Still, I was looking for a little less drama for my life. I found that with my husband, and I knew it when we met. It was just easy, fun, and he "got" me. First time I brought him home, one Christmas, my mom asked my cousin what she thought of him. She laughingly replied, "He's just like Sus, but in male form." No, we don't agree on some things, but we both respect each other's intelligence to know that our opinions are what make us us and heck, we're not gonna change.
We have been blessed with two wonderful daughters. The eldest, is 8 and is sensitive, emotional, and rational; well, as rational as 8 year olds go.
Our 5 year old, is another story. I knew it from the start. When she was born, and got upset, because she was wet or hungry; she would scream, cry and turn bright red-orange all over, head to toe. Scared the hell out of me! I thought she was gonna burst into flames; you know, like Jack-Jack in The Incredibles.
When she got a little older and was getting into stuff, after a few "no's" I swatted her bottom. She stopped, proceeded to rub where I had swatted, looked at her sister with a questioning look, then looked up at me and laughed. Oh no!
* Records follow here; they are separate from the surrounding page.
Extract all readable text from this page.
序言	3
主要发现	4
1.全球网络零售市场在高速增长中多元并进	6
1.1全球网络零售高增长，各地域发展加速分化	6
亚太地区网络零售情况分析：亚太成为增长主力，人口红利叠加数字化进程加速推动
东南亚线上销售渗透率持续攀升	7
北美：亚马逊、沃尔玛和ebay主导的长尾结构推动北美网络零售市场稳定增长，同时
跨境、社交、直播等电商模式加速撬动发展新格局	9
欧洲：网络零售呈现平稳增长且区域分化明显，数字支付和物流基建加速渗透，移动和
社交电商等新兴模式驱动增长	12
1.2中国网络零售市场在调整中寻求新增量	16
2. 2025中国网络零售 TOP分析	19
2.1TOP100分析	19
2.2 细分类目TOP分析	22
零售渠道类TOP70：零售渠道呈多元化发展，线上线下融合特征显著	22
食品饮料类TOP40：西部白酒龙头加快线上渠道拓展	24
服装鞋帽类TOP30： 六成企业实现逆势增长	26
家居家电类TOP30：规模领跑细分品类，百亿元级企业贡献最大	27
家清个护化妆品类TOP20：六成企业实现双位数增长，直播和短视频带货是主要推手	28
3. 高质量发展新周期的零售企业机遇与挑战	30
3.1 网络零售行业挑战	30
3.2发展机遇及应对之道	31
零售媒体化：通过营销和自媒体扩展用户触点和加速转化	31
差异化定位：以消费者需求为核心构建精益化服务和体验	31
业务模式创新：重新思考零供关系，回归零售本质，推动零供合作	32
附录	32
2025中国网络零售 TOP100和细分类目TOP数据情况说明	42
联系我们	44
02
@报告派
Next came the placating and the plotting. Asking for a treat one hour before dinner- I reply, "after dinner"; she says sweetly "Okay Mommy." I return to the kitchen a few minutes later, a few minutes too late to find she had managed to push over a bar stool, climb up and stand on the counter to obtain her prize, and is already in the process of trying to destroy the evidence. To my credit, that only happened once.
Nowadays though, she doesn't hide her efforts, she just wheels and deals, and negotiates. "I won't do this, unless you give me that." "Do you want a spanking?" Her question, not mine. Last night she asked me, after I had said no to something, (I don't ever remember) "Do you want me to throw another fit?" This was my reply: "Is this a trick question?- Listen toots, I make the rules, you follow. If you don't want to follow the rules, then there'll be consequences- such as no Spongebob for a few days." Her reply? "Mommy, do you remember when I cracked the egg on the fridge and it ran down and made a mess?" I didn't, so I said "No babe, I don't." "I know, cause you weren't here." How's that for misdirection?
Yes, I admire her tenacity. Her creativity. All the drama though, aie aie aie. Once again, I am exhausted. And I'm a lot older than 10 now.
Somewhere my mom and dad are having a great laugh. Not to mention, very proud, as am I.